De trois femmes, donc.
Une femme dans la maturité, mère presque folle d'un jeune soldat mort dans des circonstances obscures, une autre en pleine jeunesse, mais brisée, aigrie, durcie par la disparition d'un amant . Une troisième enfin, toute jeune, que la guerre et la pauvreté ont privée des fêtes de son âge et qui vend sa fougue comme danseuse de compagnie dans une salle de bal.
Elles ne se connaissent pas, ne se rencontrent pas vraiment, mais les hommes blessés, hagards, meurtris, qui les côtoient comme des zombies, tissent parfois entre elles de subtils liens que seul le lecteur perçoit.

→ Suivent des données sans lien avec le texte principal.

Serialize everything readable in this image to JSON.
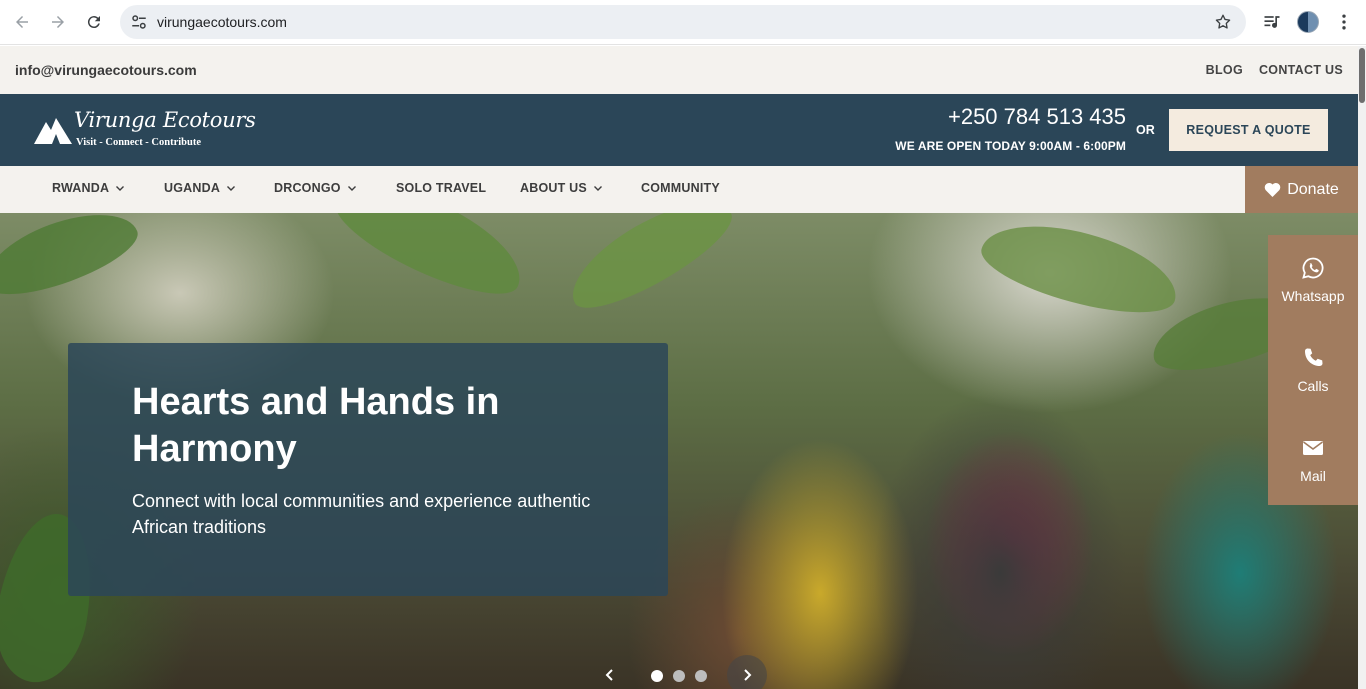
{
  "browser": {
    "url": "virungaecotours.com",
    "icons": {
      "back": "back-arrow-icon",
      "forward": "forward-arrow-icon",
      "reload": "reload-icon",
      "site_info": "site-settings-icon",
      "bookmark": "star-icon",
      "media": "media-controls-icon",
      "menu": "kebab-menu-icon"
    }
  },
  "topbar": {
    "email": "info@virungaecotours.com",
    "links": [
      "BLOG",
      "CONTACT US"
    ]
  },
  "header": {
    "logo": {
      "wordmark": "Virunga Ecotours",
      "tagline": "Visit - Connect - Contribute"
    },
    "phone": "+250 784 513 435",
    "hours": "WE ARE OPEN TODAY 9:00AM - 6:00PM",
    "or_label": "OR",
    "quote_button": "REQUEST A QUOTE"
  },
  "nav": {
    "items": [
      {
        "label": "RWANDA",
        "dropdown": true
      },
      {
        "label": "UGANDA",
        "dropdown": true
      },
      {
        "label": "DRCONGO",
        "dropdown": true
      },
      {
        "label": "SOLO TRAVEL",
        "dropdown": false
      },
      {
        "label": "ABOUT US",
        "dropdown": true
      },
      {
        "label": "COMMUNITY",
        "dropdown": false
      }
    ],
    "donate_label": "Donate"
  },
  "hero": {
    "title": "Hearts and Hands in Harmony",
    "subtitle": "Connect with local communities and experience authentic African traditions",
    "slides_total": 3,
    "active_slide": 1
  },
  "side_panel": {
    "items": [
      {
        "label": "Whatsapp",
        "icon": "whatsapp-icon"
      },
      {
        "label": "Calls",
        "icon": "phone-icon"
      },
      {
        "label": "Mail",
        "icon": "mail-icon"
      }
    ]
  },
  "colors": {
    "header_bg": "#2b4658",
    "accent_brown": "#a17c5f",
    "topbar_bg": "#f4f2ee",
    "quote_button_bg": "#f4ebdf"
  }
}
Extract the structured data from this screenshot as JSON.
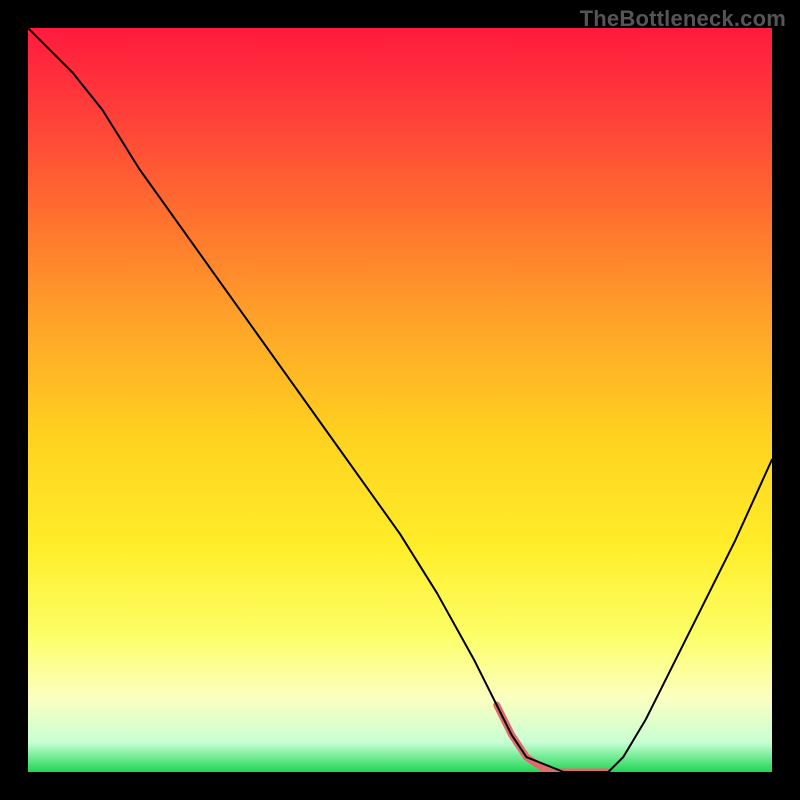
{
  "watermark": "TheBottleneck.com",
  "chart_data": {
    "type": "line",
    "title": "",
    "xlabel": "",
    "ylabel": "",
    "xlim": [
      0,
      100
    ],
    "ylim": [
      0,
      100
    ],
    "background_gradient": {
      "stops": [
        {
          "offset": 0,
          "color": "#ff1a3e"
        },
        {
          "offset": 10,
          "color": "#ff3a3a"
        },
        {
          "offset": 25,
          "color": "#ff6f2f"
        },
        {
          "offset": 40,
          "color": "#ffa529"
        },
        {
          "offset": 55,
          "color": "#ffd21f"
        },
        {
          "offset": 70,
          "color": "#ffee2a"
        },
        {
          "offset": 82,
          "color": "#fcff6a"
        },
        {
          "offset": 90,
          "color": "#fcffc0"
        },
        {
          "offset": 96,
          "color": "#c8ffd4"
        },
        {
          "offset": 100,
          "color": "#1fd655"
        }
      ]
    },
    "series": [
      {
        "name": "bottleneck-curve",
        "stroke": "#000000",
        "stroke_width": 2,
        "x": [
          0,
          3,
          6,
          10,
          15,
          20,
          25,
          30,
          35,
          40,
          45,
          50,
          55,
          60,
          63,
          65,
          67,
          72,
          76,
          78,
          80,
          83,
          86,
          90,
          95,
          100
        ],
        "y": [
          100,
          97,
          94,
          89,
          81,
          74,
          67,
          60,
          53,
          46,
          39,
          32,
          24,
          15,
          9,
          5,
          2,
          0,
          0,
          0,
          2,
          7,
          13,
          21,
          31,
          42
        ]
      }
    ],
    "highlight": {
      "name": "optimal-range",
      "stroke": "#e16a6a",
      "stroke_width": 7,
      "x": [
        63,
        65,
        67,
        70,
        72,
        74,
        76,
        78
      ],
      "y": [
        9,
        5,
        2,
        0,
        0,
        0,
        0,
        0
      ]
    }
  }
}
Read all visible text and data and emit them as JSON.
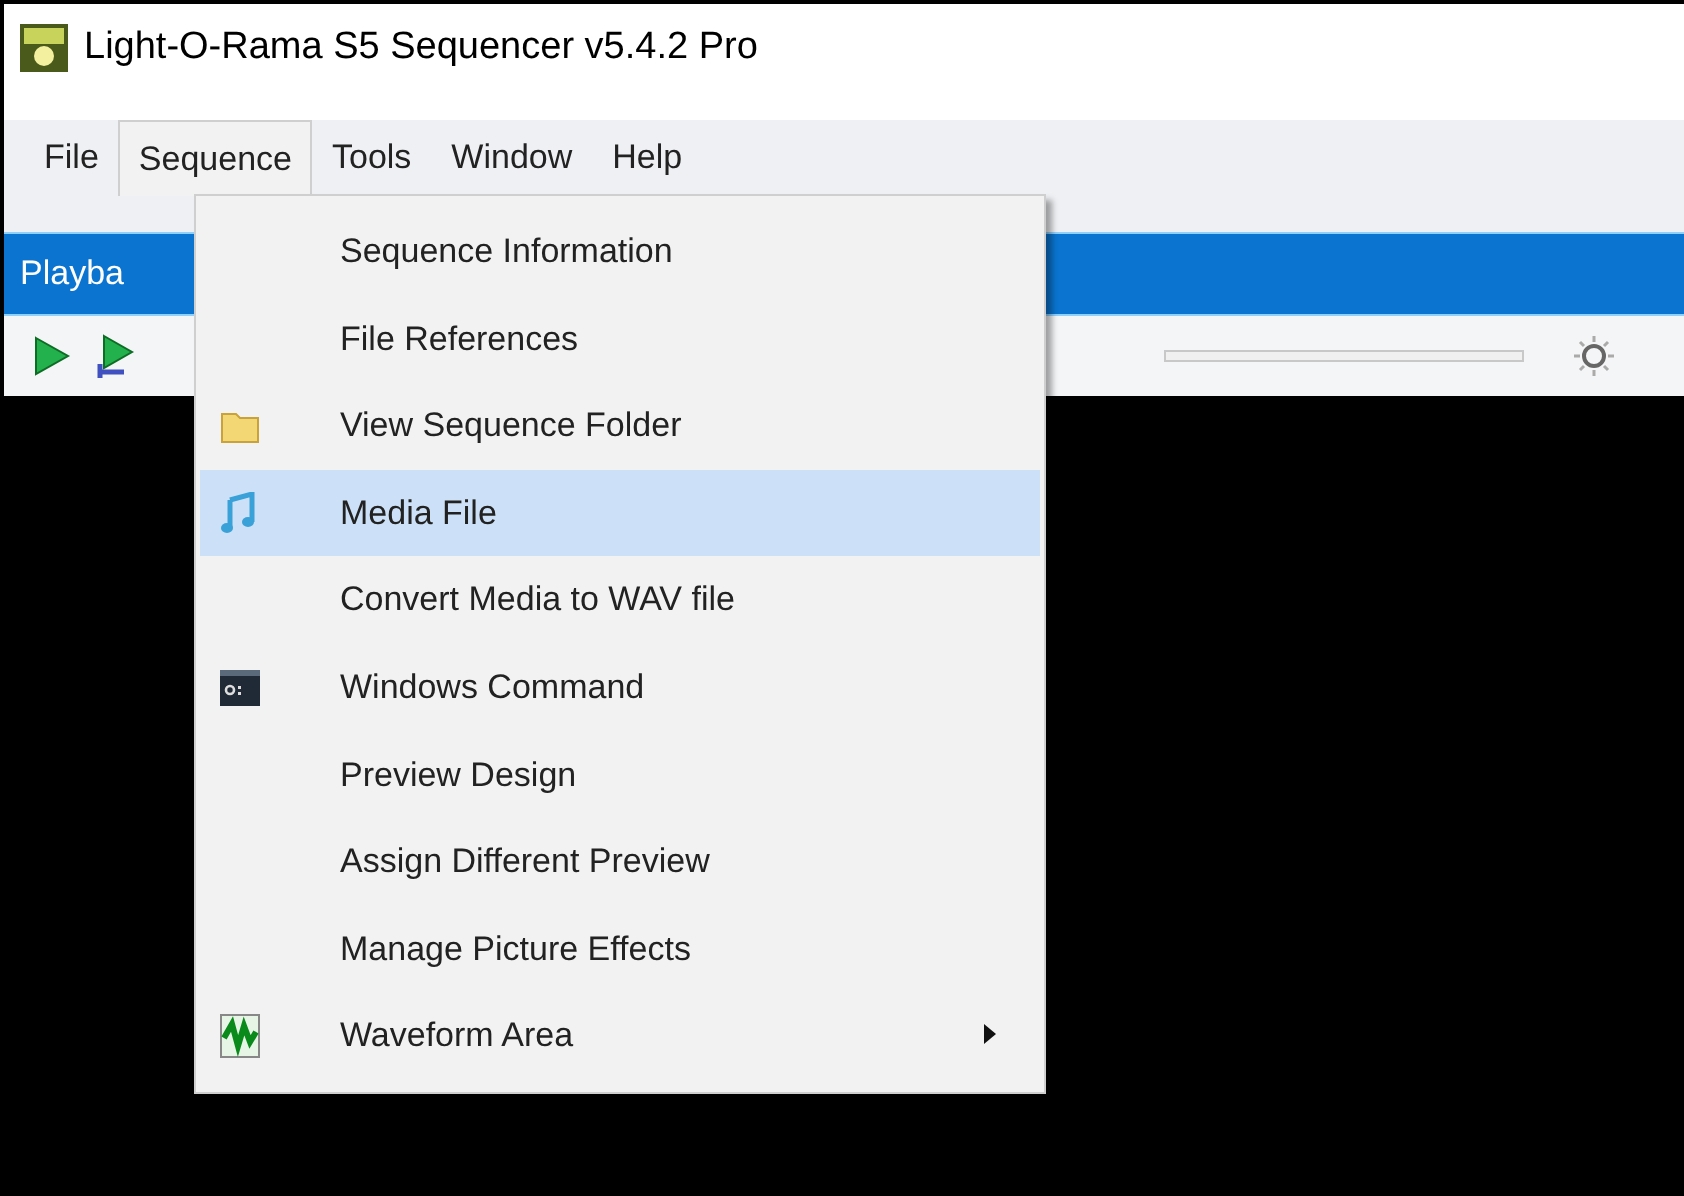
{
  "window": {
    "title": "Light-O-Rama S5 Sequencer v5.4.2 Pro"
  },
  "menu_bar": [
    {
      "label": "File",
      "selected": false
    },
    {
      "label": "Sequence",
      "selected": true
    },
    {
      "label": "Tools",
      "selected": false
    },
    {
      "label": "Window",
      "selected": false
    },
    {
      "label": "Help",
      "selected": false
    }
  ],
  "panel": {
    "title": "Playba"
  },
  "menu": {
    "items": [
      {
        "label": "Sequence Information",
        "kind": "plain",
        "selected": false
      },
      {
        "label": "File References",
        "kind": "plain",
        "selected": false
      },
      {
        "label": "View Sequence Folder",
        "kind": "folder",
        "selected": false
      },
      {
        "label": "Media File",
        "kind": "music",
        "selected": true
      },
      {
        "label": "Convert Media to WAV file",
        "kind": "plain",
        "selected": false
      },
      {
        "label": "Windows Command",
        "kind": "console",
        "selected": false
      },
      {
        "label": "Preview Design",
        "kind": "plain",
        "selected": false
      },
      {
        "label": "Assign Different Preview",
        "kind": "plain",
        "selected": false
      },
      {
        "label": "Manage Picture Effects",
        "kind": "plain",
        "selected": false
      },
      {
        "label": "Waveform Area",
        "kind": "waveform",
        "selected": false,
        "submenu": true
      }
    ]
  }
}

Rien de facile, pas de retrouvailles forcées, pas de miracle. Toutes trois restent des solitaires. le chagrin est une douleur corrosive, son poison est long à se dissiper. Tout au plus le corps du Soldat Inconnu est il un exutoire collectif qui fait que les vivants, même blessés, même essorés, même désolés* se sentent...vivants.
Et c'est déjà beaucoup.
* à ce propos, mon seul bémol et qui grignote un peu ma 5eme etoile: j'ai trouvé un nombre incalculable d'occurrences de "je suis désolé (e)". Traduction un peu pesante du discret "sorry" anglais. Cela m'a un peu agacé l'oeil. C'est ma seule critique. Désolée. ..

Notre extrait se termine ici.